While we aren’t yet at a point where you can make accessible pdfs without altering how you do LaTeX, test code is available and can be used with a small bit of extra effort.

Unpacking the summary

  1. You need the most recent version of TeX live because this is in-development. Older versions won’t have as much from the tagged pdf project implemented.

  2. The \DocumentMetadata command tells the engine to use the test code: phase-III specifies the most recent (at time of writing) test phase, and math tells it to load the code for handling math formulae. The info about the pdf version and standard specifies which version of the PDF standard to use for the output document.

  3. Some packages aren’t yet implemented with the tagged pdf project, so using them will produce a non-accessible pdf file. The ones I personally saw problems with were TikZ and enumitem. You may come across others. And while most of the work can be handled programmatically, some of it, especially alt text for pictures and diagrams cannot. You do have to do that yourself.

  4. Adobe Acrobat Reader has a panel you can click around to find for accessibility. It has a validator which will check that your file meets the accessibility standards. On top of that, I used its screenreader to test how my documents were read. This was only something I had to do before the semester, when I was figuring out all this stuff for the first time.

Formulae are trouble

The biggest obstacle I faced with mathematical formulae. Apparently I am not alone in this; math is a bit of a vague zone for the PDF standard for accessibility. It’s not clear just what the rules should be for how to present a formula to a screenreader. Should there be alt text describing the meaning? Or the LaTeX commands to create it? How do you read things like sub/superscripts? What about fractions? How do you automate whatever the solution is?

Circa January 2024, the state of the art with the tagged pdf project was that it would make it so that the pdf produced has alt text for the formula giving the LaTeX commands. But while I or any other mathematician could hear “begin LaTeX formula frac x plus 1 sqrt x end LaTeX formula” and puzzle out what that means, it’s not something I could expect the student to understand.

For me, in talking with my student it was clear that they could read formulae and diagrams fine, and their screenreader needs didn’t include that. So I was able to solve this by writing a small post-processing bash script which would modify the pdf file to replace the formula alt text with “math formula”.

That said, this was very recent code when I was trying to get this set up over winter break—I was running code released less than a month prior. Probably this has changed and there’s better options for handling math formulae by the time you’re reading this.

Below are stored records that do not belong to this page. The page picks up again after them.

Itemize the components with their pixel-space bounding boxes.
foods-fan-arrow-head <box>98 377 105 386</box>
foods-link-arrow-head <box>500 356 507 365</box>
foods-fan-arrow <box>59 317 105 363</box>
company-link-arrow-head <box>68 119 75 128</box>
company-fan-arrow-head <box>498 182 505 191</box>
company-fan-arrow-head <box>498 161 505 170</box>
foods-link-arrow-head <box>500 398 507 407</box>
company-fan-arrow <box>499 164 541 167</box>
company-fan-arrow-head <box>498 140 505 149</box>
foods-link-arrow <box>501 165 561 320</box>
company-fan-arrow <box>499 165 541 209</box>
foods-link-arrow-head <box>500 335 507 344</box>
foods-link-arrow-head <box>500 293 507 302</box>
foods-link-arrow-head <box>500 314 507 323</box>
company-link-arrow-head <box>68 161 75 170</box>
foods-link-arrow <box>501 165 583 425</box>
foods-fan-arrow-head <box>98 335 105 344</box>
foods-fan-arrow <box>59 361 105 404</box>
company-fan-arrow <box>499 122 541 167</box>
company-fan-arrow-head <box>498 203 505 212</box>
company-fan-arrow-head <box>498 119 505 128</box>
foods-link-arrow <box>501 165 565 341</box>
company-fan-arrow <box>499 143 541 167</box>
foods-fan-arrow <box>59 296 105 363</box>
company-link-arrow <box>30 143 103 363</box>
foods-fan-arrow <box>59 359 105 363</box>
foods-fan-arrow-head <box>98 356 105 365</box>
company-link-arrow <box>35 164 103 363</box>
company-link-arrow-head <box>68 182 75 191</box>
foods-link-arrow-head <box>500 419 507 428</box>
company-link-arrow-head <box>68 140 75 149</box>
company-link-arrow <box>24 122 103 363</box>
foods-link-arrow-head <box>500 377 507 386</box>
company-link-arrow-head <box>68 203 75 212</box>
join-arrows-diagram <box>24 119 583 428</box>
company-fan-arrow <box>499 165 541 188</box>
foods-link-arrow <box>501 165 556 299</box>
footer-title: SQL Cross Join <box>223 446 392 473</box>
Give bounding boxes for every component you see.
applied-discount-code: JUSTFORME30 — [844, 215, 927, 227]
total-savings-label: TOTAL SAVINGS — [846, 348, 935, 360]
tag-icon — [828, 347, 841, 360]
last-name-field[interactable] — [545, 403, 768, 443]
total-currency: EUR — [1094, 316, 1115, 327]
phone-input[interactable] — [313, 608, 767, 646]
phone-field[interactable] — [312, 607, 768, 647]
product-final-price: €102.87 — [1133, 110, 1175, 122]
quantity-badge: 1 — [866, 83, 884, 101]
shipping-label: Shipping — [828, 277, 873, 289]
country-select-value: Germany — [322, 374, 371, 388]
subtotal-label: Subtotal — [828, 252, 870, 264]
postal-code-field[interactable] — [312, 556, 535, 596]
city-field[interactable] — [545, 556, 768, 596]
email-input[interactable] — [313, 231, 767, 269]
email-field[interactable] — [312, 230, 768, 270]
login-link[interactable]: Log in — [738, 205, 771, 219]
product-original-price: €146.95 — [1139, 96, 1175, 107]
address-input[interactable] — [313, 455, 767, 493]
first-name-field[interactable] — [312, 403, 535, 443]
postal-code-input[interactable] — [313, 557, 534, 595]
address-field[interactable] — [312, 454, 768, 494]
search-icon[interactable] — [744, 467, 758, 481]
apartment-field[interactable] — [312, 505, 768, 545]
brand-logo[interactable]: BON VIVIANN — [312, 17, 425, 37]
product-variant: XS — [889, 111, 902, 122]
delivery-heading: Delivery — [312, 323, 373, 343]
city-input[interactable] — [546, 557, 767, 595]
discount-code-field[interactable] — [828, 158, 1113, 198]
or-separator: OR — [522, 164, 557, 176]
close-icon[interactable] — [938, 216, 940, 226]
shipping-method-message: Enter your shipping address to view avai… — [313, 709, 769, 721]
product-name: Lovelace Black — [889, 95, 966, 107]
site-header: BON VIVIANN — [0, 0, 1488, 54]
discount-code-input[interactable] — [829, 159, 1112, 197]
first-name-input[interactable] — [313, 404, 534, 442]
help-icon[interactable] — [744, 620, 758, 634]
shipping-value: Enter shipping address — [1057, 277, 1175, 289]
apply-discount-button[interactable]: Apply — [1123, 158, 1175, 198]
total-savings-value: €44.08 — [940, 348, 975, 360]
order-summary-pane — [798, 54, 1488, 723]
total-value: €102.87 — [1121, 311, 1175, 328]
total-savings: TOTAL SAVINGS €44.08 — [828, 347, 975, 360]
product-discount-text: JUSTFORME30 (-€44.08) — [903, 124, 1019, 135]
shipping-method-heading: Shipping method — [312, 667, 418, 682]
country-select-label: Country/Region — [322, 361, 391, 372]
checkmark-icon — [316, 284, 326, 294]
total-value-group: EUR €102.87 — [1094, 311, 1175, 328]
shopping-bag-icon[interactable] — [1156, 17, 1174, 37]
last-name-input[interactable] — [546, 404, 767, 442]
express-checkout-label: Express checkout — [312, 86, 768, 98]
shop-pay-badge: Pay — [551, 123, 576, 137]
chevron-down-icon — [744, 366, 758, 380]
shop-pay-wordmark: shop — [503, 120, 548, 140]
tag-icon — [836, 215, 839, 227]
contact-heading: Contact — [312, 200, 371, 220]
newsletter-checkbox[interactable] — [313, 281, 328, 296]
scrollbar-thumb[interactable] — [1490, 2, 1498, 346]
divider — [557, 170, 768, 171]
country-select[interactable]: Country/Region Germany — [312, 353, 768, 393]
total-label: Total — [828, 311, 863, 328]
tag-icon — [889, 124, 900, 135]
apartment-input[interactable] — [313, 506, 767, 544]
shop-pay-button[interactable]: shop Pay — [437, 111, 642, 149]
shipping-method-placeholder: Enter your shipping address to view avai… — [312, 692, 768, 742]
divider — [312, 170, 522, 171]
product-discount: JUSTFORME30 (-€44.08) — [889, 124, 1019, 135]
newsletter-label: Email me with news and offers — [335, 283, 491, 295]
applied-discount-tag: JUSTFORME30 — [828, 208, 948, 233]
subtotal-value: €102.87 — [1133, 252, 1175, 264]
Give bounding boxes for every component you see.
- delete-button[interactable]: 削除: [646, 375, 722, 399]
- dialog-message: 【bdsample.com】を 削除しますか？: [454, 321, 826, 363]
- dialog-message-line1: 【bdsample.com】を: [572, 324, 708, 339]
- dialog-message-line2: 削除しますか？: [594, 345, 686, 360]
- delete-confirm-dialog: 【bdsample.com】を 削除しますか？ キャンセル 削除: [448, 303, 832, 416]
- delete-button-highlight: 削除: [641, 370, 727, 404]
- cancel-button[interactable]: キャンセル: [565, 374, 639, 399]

What other options are there?

The accessibility coordinator at my institution pointed me to two internal resources, neither of which worked for producing content for teaching math. Your school won’t have quite the same tools, but I expect my experience is typical. One resource was an automated tool. I found it wholly inadequate for handling math; it mangled the formulae, and didn’t even manage to be consistent in how it mangled them. The other resource was a real living human who would manually make pdfs accessible. This option was slow, needing two weeks of time, and so also wasn’t adequate for my purposes.

There are other attempts to enable accessible documents within LaTeX, with a few different packages making a go at it. The problem I saw when researching them is, to do this properly requires changes to the LaTeX kernel. You can’t get it just with an add-on. And it didn’t help that these packages were no longer maintained.

The remaining option was to not use LaTeX. Personally this would be a very last resort option. My workflow is so heavily based on LaTeX that it would be a massive time sink to use something else. And this time sink is linear in the amount of class material I have to create, as opposed to a one-time cost. But if you have other tools you like, they may have options for creating accessible documents.